Гомер, как всегда отторгнутый обществом из-за своей слепоты и уродства, сидел в полном одиночестве и размышлял. Что ему за дело до этой вечеринки, до этого звонкого женского смеха – красавицы всегда льнули к легионерам. Наверное, это опять над ним насмехаются. Все женщины над ним потешались. Даже эта чокнутая Поллианна. Наверняка она и соблазняла его с единственной целью – еще раз над ним посмеяться. А Фрида – эта сучка, назвавшаяся его матерью… Она ведь только об одном и мечтает – спихнуть своего сына куда-нибудь подальше, чтобы не краснеть за него. Конечно, она строит из себя любящую мать, но его ведь не проведешь – во время озарений он все отчетливо различает.
Никто не хочет его понять. Никому нет до него дела, кроме Бена, его отца да еще этого чудака Мауса, самого молодого из братьев. А отца он никогда не простит за то, что по его милости появился на свет. Наверняка с его властью и деньгами он мог бы что-то сделать. Хотя бы дать ему зрение. Исправить хирургическим путем его физические недостатки…
Он знал, что отец предпринимал такие попытки. Но человек в приступе отчаяния редко внимает разумным доводам.
Иногда Гомер, дойдя до полного исступления, начинал ненавидеть Гнея Юлия Шторма.

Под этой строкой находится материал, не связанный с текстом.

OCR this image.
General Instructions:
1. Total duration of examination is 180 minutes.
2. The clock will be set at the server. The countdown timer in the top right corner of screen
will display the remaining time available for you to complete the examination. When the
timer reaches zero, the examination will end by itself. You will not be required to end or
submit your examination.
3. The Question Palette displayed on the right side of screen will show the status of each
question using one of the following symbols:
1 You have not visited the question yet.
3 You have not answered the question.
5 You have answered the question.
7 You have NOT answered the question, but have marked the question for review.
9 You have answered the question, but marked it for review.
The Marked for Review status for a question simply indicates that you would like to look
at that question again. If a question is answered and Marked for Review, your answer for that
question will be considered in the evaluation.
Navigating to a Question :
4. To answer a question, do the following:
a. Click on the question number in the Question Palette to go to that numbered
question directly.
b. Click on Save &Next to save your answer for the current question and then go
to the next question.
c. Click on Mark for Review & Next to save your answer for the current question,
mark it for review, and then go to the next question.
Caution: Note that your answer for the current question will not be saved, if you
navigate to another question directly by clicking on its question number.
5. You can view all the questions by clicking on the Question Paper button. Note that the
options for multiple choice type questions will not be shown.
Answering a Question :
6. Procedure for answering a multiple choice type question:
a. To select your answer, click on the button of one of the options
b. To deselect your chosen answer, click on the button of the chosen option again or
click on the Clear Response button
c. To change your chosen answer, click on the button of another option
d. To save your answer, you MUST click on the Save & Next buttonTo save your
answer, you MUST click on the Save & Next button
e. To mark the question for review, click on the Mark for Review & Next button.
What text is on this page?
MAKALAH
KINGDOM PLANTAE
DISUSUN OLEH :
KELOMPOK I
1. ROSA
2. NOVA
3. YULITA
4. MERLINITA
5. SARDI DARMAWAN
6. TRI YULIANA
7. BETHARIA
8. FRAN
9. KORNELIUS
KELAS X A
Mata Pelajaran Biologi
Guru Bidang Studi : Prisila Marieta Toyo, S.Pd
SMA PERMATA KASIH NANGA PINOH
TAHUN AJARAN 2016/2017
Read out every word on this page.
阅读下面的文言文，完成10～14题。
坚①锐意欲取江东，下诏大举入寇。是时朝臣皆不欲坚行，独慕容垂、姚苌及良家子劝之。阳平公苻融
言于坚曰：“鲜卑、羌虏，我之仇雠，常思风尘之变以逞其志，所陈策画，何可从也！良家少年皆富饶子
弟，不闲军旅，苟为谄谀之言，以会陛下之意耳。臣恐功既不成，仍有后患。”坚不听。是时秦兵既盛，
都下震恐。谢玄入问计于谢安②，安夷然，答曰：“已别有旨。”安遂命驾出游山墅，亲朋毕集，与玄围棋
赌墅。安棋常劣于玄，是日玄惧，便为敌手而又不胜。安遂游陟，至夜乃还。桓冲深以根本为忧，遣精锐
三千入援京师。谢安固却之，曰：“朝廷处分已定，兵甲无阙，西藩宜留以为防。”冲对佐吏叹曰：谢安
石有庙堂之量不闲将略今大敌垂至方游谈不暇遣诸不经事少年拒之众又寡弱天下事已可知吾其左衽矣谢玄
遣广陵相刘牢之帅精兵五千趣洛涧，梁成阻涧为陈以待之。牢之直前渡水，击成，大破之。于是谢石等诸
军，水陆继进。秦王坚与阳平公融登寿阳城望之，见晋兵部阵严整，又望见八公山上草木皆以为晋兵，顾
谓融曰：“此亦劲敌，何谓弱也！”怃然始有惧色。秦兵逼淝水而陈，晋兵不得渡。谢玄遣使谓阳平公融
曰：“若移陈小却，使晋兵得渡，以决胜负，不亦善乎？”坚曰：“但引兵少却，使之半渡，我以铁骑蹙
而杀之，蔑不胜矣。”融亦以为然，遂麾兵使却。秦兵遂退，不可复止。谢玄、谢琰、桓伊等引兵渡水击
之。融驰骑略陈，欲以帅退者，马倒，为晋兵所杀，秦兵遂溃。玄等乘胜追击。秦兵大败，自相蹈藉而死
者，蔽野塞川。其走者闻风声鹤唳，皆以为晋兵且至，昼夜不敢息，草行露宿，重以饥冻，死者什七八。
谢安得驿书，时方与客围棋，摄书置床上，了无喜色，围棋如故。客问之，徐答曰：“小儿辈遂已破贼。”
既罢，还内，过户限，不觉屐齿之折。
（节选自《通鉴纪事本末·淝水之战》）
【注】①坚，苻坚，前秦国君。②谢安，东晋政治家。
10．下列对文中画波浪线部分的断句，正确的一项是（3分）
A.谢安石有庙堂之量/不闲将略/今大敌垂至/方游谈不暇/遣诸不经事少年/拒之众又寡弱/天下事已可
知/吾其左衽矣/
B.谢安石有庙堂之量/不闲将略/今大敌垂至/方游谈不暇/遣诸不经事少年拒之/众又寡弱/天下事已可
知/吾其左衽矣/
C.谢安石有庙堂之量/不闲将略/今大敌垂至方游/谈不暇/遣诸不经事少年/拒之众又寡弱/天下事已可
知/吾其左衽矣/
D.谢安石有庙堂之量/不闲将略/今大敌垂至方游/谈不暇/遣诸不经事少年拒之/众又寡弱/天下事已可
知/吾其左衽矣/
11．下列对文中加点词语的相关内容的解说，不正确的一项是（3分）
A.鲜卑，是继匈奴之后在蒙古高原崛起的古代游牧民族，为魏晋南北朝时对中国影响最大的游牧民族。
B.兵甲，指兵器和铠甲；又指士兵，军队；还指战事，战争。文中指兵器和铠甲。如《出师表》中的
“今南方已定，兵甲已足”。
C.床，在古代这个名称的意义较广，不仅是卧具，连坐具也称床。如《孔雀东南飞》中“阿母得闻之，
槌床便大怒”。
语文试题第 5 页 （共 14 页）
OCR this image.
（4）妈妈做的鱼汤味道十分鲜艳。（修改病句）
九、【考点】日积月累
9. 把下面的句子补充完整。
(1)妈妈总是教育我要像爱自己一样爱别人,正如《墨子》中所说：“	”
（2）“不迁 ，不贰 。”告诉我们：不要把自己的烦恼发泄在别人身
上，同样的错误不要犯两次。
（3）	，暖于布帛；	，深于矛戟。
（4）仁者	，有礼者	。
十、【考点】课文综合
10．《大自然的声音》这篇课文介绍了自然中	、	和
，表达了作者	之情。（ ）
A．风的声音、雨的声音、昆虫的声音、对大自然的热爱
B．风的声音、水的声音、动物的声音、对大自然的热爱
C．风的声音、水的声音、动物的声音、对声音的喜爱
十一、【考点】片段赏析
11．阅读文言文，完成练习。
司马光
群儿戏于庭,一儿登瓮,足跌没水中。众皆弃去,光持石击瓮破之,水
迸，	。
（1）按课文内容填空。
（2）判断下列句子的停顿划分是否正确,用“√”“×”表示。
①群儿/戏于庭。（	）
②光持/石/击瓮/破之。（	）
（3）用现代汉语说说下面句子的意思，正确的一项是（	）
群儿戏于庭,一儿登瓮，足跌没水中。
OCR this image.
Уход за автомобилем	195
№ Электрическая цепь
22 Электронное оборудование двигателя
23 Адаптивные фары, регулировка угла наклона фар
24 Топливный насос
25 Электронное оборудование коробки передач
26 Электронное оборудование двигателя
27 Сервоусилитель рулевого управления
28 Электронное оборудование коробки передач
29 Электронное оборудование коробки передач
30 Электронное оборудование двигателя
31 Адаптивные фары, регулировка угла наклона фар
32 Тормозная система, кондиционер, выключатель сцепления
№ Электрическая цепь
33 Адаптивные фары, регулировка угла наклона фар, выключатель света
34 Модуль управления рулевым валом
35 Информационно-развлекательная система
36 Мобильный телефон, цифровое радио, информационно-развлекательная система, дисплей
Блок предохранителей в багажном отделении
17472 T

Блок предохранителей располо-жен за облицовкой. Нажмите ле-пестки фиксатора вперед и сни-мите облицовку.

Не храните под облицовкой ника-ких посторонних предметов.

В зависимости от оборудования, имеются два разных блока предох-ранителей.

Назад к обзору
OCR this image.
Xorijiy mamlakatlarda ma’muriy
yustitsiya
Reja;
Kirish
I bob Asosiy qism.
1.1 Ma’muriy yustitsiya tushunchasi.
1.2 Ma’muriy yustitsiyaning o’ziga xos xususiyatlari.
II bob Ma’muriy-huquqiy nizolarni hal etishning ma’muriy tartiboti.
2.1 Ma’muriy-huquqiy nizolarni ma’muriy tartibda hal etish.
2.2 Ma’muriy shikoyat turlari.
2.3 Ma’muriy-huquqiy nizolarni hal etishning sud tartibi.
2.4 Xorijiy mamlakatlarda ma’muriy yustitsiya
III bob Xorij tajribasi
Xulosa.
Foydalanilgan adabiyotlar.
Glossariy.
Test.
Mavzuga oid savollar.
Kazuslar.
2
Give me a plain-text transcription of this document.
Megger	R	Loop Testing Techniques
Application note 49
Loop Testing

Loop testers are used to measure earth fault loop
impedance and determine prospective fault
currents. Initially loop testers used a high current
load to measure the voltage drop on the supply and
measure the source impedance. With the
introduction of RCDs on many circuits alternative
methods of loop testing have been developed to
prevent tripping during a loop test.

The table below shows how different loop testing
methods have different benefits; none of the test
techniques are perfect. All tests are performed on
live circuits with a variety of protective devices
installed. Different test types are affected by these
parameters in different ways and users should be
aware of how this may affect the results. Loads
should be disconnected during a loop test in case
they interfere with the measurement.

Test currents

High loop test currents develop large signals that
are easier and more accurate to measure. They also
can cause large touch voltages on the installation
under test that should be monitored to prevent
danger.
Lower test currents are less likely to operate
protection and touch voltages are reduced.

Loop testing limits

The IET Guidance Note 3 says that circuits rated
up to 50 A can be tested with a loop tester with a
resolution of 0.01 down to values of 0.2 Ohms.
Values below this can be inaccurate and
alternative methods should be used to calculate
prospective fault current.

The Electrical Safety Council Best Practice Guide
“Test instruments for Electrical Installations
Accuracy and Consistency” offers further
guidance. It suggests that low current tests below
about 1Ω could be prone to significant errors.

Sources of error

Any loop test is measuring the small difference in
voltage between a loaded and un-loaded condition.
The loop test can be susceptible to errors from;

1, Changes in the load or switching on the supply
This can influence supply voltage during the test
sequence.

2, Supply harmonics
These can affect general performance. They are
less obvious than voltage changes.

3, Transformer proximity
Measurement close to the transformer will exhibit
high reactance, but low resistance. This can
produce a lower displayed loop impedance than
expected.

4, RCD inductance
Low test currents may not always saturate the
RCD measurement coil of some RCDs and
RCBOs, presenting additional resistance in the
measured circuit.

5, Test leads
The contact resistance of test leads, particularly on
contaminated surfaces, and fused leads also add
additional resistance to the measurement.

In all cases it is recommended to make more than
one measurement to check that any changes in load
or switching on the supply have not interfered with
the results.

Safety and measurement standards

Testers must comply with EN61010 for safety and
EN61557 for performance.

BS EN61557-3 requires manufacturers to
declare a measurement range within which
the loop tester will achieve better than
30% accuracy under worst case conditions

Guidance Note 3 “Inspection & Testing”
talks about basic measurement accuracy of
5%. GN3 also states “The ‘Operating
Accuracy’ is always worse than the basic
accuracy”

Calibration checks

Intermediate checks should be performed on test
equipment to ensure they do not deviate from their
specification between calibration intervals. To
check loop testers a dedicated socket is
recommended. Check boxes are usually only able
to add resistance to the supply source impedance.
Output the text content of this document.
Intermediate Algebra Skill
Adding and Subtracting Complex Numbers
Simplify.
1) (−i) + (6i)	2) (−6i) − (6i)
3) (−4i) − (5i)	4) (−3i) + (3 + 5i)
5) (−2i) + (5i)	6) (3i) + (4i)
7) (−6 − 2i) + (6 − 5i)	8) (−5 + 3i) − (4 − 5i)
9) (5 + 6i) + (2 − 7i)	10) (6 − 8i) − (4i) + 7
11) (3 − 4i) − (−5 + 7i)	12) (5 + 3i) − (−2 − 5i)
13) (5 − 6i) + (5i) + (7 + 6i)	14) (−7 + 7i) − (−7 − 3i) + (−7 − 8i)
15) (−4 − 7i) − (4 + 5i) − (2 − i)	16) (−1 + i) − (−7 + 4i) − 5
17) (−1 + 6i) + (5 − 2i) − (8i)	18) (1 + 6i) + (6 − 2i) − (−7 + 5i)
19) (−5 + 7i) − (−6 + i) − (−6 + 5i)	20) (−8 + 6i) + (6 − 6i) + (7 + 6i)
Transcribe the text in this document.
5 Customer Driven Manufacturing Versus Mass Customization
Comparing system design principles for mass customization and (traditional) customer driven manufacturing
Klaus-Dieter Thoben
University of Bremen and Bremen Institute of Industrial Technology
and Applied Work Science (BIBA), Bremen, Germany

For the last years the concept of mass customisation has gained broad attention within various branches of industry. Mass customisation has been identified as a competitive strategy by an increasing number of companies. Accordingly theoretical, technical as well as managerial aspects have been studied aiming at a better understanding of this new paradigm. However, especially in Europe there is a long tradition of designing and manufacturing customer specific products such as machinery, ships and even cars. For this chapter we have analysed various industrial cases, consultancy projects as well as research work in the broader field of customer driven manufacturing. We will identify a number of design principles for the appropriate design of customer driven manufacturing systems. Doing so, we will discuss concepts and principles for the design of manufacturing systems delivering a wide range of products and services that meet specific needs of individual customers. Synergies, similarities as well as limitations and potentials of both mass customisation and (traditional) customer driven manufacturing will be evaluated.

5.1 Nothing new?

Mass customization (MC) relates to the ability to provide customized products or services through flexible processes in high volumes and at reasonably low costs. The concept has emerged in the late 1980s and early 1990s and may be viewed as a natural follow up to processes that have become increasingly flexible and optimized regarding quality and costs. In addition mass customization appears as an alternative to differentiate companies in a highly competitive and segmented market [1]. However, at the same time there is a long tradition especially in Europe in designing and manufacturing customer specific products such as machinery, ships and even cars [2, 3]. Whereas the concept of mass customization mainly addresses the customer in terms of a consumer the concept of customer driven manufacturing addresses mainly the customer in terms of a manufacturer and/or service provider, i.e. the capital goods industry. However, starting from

– А ты что приуныл, Гомер? – раздался вдруг рядом чей-то голос, заставив его вздрогнуть. В голосе этом слышалось больше сочувствия, чем ему приходилось слышать. А уж он-то умел извлекать преимущества из людского участия.
Странно – он даже не почувствовал, как говорящий к нему приблизился. Глаза его мертвы, но зато другие органы чувств обострены до предела. Неужели к нему подкрался призрак?
– Кто это? – Он не узнал голоса.
– Майкл.
Ну конечно. Он должен был догадаться по этой вкрадчивой манере, этой привычке говорить разными голосами.
– Что тебе нужно?
– Ничего, просто хотел тебя подбодрить. А то в Крепости как-то совсем тоскливо стало.
Гомер кивнул. Конечно, он не поверил ни единому слову. Ведь перед ним Ди – Князь Лжецов, который просто не способен говорить без околичностей. Ну что же, может быть, он и вправду решил его подбодрить, вопрос только – ради чего.
Подозрения Гомера были вполне обоснованны. Вот только глаза его подвели – он не разглядел той зловещей решимости, которая всего на мгновение промелькнула на лице Майкла. И не разгадал, что у Майкла на уме.
В конце концов Ди нашел-таки ахиллесову пяту Бенджамена. Он добыл эту информацию у самого рьяного его защитника – у матери, просто прислушиваясь к ее хвастливой и одновременно встревоженной болтовне.